As far back as I can remember, tsuyu season was like a month-long break before the heat of the summer. April is the month when the cold of winter fades, and flowers start blooming everywhere. May is when the temperature gradually warms, nourishing the growth of grasses and leaves. Then tsuyu hits in June. The temperature drops, like nature putting the brakes on to slow the seasonal change to summer. But things have changed in recent years. Sunny days, even spring ones, can be extremely hot. And when it rains, even outside of rainy season, it can be torrential, even causing floods. Things seem to be getting more extreme, less balanced.
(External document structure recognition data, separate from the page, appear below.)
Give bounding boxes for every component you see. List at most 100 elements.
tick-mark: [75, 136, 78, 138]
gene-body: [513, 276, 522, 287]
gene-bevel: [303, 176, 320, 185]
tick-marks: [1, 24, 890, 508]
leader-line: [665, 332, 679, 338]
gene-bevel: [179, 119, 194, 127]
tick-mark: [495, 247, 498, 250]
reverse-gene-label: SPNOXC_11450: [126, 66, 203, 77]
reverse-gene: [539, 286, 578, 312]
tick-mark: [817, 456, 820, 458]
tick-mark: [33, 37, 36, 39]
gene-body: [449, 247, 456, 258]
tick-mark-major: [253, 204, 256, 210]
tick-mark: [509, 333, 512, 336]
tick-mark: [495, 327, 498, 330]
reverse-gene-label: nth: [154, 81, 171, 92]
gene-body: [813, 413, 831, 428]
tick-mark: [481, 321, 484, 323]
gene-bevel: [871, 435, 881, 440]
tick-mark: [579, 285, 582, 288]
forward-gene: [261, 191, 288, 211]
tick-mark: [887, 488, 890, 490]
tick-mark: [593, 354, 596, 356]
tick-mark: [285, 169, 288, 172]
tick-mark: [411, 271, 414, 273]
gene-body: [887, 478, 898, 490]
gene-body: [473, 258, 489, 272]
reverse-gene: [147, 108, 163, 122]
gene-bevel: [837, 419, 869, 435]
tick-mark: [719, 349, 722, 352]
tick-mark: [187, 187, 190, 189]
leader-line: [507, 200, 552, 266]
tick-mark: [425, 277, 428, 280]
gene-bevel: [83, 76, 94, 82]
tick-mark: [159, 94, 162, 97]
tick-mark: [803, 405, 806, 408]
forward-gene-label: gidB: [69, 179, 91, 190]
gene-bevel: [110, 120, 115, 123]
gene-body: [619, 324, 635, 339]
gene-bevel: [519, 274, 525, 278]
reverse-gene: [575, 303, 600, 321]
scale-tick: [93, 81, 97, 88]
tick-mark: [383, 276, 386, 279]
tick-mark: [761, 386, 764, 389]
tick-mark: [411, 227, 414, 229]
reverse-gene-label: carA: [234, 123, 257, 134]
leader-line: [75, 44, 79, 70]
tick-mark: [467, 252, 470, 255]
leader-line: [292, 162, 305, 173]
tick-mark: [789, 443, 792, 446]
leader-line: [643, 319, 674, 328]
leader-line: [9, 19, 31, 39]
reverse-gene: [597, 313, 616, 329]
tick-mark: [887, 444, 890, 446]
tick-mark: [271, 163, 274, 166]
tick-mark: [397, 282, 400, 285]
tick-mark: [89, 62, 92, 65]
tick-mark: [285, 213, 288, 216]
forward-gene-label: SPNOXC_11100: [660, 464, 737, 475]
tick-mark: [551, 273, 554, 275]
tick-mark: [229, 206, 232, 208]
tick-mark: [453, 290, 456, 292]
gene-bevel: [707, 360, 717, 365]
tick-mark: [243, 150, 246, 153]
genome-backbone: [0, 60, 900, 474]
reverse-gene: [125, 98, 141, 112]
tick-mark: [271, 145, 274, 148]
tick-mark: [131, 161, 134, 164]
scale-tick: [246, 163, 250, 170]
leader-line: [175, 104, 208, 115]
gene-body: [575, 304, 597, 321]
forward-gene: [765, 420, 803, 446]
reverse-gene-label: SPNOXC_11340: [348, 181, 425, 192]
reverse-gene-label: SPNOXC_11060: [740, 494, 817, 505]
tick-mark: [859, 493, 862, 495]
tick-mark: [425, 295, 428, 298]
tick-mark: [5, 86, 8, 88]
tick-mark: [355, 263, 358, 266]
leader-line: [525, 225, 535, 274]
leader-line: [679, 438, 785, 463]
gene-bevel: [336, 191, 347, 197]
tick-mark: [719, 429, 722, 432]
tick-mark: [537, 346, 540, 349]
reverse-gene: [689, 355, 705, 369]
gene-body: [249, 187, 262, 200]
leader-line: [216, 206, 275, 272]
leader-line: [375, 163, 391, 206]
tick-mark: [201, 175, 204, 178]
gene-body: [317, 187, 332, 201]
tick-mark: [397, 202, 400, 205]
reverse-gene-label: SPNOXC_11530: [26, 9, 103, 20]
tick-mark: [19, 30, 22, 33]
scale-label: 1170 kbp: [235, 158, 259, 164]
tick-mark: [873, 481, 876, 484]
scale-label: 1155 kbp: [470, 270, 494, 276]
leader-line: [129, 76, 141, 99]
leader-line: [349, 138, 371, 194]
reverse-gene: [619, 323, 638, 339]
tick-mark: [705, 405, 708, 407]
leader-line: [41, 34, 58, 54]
And right now, as I write these words, Nihon Keizai Shimbun is reporting that Japanese apparel retailers are moving toward a five season model: an “early summer” in the traditional months, and a “second summer” playing out in September. I have to say, it’s kind of eerie. I often see cloudy or rainy weather described with negative terms, such as “dark” or “gloomy,” but these days, I appreciate them all the more, because I see them as part of the normal, natural cycle. It’s times like these that you really understand how raindrops are literal treasure from the heavens. I hope it rains again soon.
I lived in Japan over 50 years ago and your article brought back the taste of sour plums. I also make plum wine while I was there and carried the jar with me through 8 years of moving from place to place until the wine had matured. It was wonderful. I love Japan.
I like the rain, too. Especially in gardens. Okayama’s Korakuen garden was gorgeous yesterday.